If you have vulval symptoms, an imidazole cream, such as clotrimazole or econazole, may be recommended in addition to an intravaginal pessary.
Self help
Some oral and topical (creams) medications that can be used to treat vaginal thrush are available from your pharmacist, over-the-counter (OTC), without a prescription. For example, flucanozole is available OTC as a single dose tablet for treating thrush. They can be useful for treating thrush if you have had the condition before and it has returned.
However, if you have developed the symptoms of thrush for the first time, you should visit your doctor in order to confirm a diagnosis because self-diagnosing can be unreliable. Also, OTC treatments should not be used long term without first seeking medical advice and, if your symptoms have not improved within 7-14 days, you should visit your doctor.

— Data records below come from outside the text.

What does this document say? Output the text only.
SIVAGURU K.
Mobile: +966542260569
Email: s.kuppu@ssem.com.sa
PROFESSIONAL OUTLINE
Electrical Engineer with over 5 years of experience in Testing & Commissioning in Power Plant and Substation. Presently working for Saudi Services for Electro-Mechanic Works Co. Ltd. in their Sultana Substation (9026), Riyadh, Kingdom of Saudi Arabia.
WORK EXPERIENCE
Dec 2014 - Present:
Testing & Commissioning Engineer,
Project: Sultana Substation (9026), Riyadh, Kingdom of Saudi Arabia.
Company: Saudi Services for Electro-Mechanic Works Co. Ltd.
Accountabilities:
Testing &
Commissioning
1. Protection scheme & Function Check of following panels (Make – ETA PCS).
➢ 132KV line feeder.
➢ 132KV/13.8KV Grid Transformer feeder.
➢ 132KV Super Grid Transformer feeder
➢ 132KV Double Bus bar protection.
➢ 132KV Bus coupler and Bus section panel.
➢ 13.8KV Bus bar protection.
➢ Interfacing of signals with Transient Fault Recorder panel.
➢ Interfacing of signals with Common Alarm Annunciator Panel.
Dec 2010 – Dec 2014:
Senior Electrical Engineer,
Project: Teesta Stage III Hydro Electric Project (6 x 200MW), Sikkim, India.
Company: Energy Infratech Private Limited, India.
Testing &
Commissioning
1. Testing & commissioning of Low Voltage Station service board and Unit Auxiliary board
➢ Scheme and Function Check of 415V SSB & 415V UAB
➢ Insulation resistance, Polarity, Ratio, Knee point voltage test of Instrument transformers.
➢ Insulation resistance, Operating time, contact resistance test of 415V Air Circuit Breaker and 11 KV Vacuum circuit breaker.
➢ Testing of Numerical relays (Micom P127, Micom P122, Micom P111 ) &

If you have thrush, as well as using OTC treatments, there are also a number of other things that you can do to help ease the problem. These include:
washing your vaginal area using water - avoid using perfumed soaps, shower gels, vaginal deodorants, or douches,
avoiding using latex condoms, spermicidal creams, and lubricants, if they cause irritation,
avoiding wearing tight-fitting, synthetic clothes, and
wearing cotton underwear and loose-fitting clothes, where possible.
You should always go back to see your doctor if the symptoms of thrush recur and:
you are under 16 or over the 60 years age,
you are pregnant,
you have abnormal menstrual bleeding, or lower abdominal ( stomach ) pain ,
your symptoms are different from a previous episode of thrush - for example, if the discharge is a different color, or if you have ulcers , or blisters,
you have had two cases of thrush within six months, and you have not consulted a healthcare professional for more than a year,
you, or your partner, have previously had a sexually transmitted infection (STD), or
you have reacted badly to an antifungal treatment in the past, or if they were ineffective.
Treating recurrent thrush
Recent studies have shown using a treatment strategy known as 'maintenance therapy' can significantly reduce the recurrence of thrush.
The studies found that using oral fluconazole on a weekly basis, or using either oral itraconzole, or intravaginal clotrimazole, on a monthly basis, were effective in preventing thrush from recurring.
The studies also found that the level of protection against thrush was reduced when these treatments were stopped.